[PATCH] ext4: move inline data cleanup to ext4_writepages to fix deadlock

From: Yun Zhou

Date: Tue Jun 09 2026 - 11:55:41 EST


ext4_do_writepages() calls ext4_destroy_inline_data() which acquires
xattr_sem while s_writepages_rwsem is held (read). This creates a
circular lock dependency with the xattr writeback path:

CPU0 CPU1
---- ----
ext4_writepages()
ext4_writepages_down_read()
[holds s_writepages_rwsem]
ext4_evict_inode()
__ext4_mark_inode_dirty()
ext4_expand_extra_isize_ea()
ext4_xattr_block_set()
[holds xattr_sem]
iput(old_bh inode)
write_inode_now()
ext4_writepages()
ext4_writepages_down_read()
[BLOCKED on s_writepages_rwsem]
ext4_do_writepages()
ext4_destroy_inline_data()
down_write(xattr_sem)
[BLOCKED on xattr_sem]

Move inline data destruction from ext4_do_writepages() into
ext4_writepages(), before acquiring s_writepages_rwsem.

This is safe because the other caller of ext4_do_writepages()
(ext4_normal_submit_inode_data_buffers, invoked by jbd2 during commit)
can never encounter inline data: jbd2 only tracks inodes with
block-mapped dirty ranges registered via ext4_jbd2_inode_add_write(),
and all such registration paths either explicitly bail out when inline
data is present (ext4_journalled_write_end) or are logically
unreachable for inline data inodes (ext4_map_blocks requires block
allocation, ext4_block_zero_eof requires existing blocks).

Reported-by: syzbot+bb2455d02bda0b5701e3@xxxxxxxxxxxxxxxxxxxxxxxxx
Closes: https://syzkaller.appspot.com/bug?extid=bb2455d02bda0b5701e3
Fixes: c8585c6fcaf2 ("ext4: fix races between changing inode journal mode and ext4_writepages")
Signed-off-by: Yun Zhou <yun.zhou@xxxxxxxxxxxxx>
---
fs/ext4/inode.c | 47 +++++++++++++++++++++++++++++------------------
1 file changed, 29 insertions(+), 18 deletions(-)
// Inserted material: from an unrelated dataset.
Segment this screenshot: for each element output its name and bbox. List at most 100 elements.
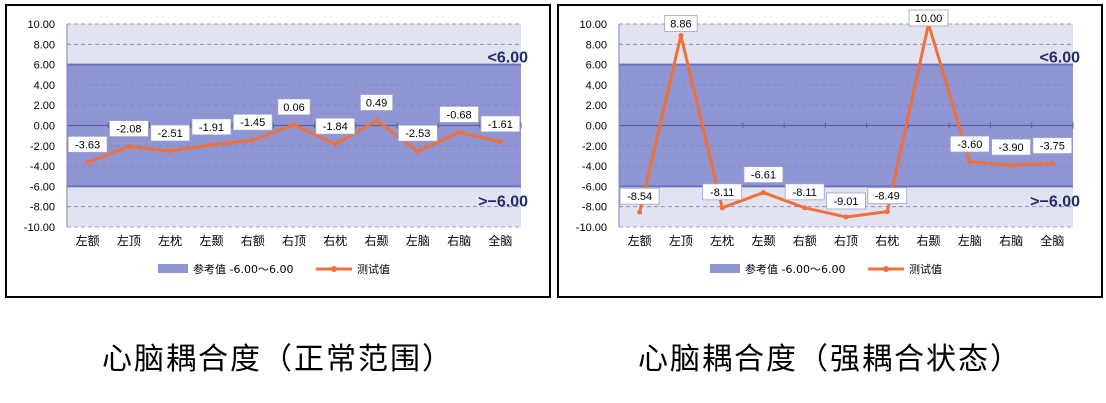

diff --git a/fs/ext4/inode.c b/fs/ext4/inode.c
index c2c2d6ac7f3d..0c7461ab4fd0 100644
--- a/fs/ext4/inode.c
+++ b/fs/ext4/inode.c
@@ -2810,24 +2810,6 @@ static int ext4_do_writepages(struct mpage_da_data *mpd)
if (unlikely(ret))
goto out_writepages;

- /*
- * If we have inline data and arrive here, it means that
- * we will soon create the block for the 1st page, so
- * we'd better clear the inline data here.
- */
- if (ext4_has_inline_data(inode)) {
- /* Just inode will be modified... */
- handle = ext4_journal_start(inode, EXT4_HT_INODE, 1);
- if (IS_ERR(handle)) {
- ret = PTR_ERR(handle);
- goto out_writepages;
- }
- BUG_ON(ext4_test_inode_state(inode,
- EXT4_STATE_MAY_INLINE_DATA));
- ext4_destroy_inline_data(handle, inode);
- ext4_journal_stop(handle);
- }
-
/*
* data=journal mode does not do delalloc so we just need to writeout /
* journal already mapped buffers. On the other hand we need to commit
@@ -3038,6 +3020,35 @@ static int ext4_writepages(struct address_space *mapping,
if (unlikely(ret))
return ret;

+ /*
+ * Clearing inline data acquires xattr_sem, which ranks above
+ * s_writepages_rwsem. Do it here before taking the rwsem to avoid
+ * a circular dependency:
+ * ext4_writepages (s_writepages_rwsem) -> ext4_destroy_inline_data
+ * (xattr_sem)
+ * ext4_xattr_block_set (xattr_sem) -> iput -> ext4_writepages
+ * (s_writepages_rwsem)
+ *
+ * This is only needed in the ext4_writepages() path. The other
+ * caller of ext4_do_writepages() -- ext4_normal_submit_inode_data_buffers
+ * (jbd2 commit callback) -- cannot encounter inline data because jbd2
+ * only tracks inodes with block-mapped dirty ranges registered via
+ * ext4_jbd2_inode_add_write(), and all such callers either bail out
+ * for inline data inodes (e.g. ext4_journalled_write_end) or are
+ * unreachable for them (ext4_map_blocks, ext4_block_zero_eof).
+ */
+ if (ext4_has_inline_data(mapping->host)) {
+ handle_t *handle;
+
+ handle = ext4_journal_start(mapping->host, EXT4_HT_INODE, 1);
+ if (IS_ERR(handle))
+ return PTR_ERR(handle);
+ BUG_ON(ext4_test_inode_state(mapping->host,
+ EXT4_STATE_MAY_INLINE_DATA));
+ ext4_destroy_inline_data(handle, mapping->host);
+ ext4_journal_stop(handle);
+ }
+
alloc_ctx = ext4_writepages_down_read(sb);
ret = ext4_do_writepages(&mpd);
/*
--
2.43.0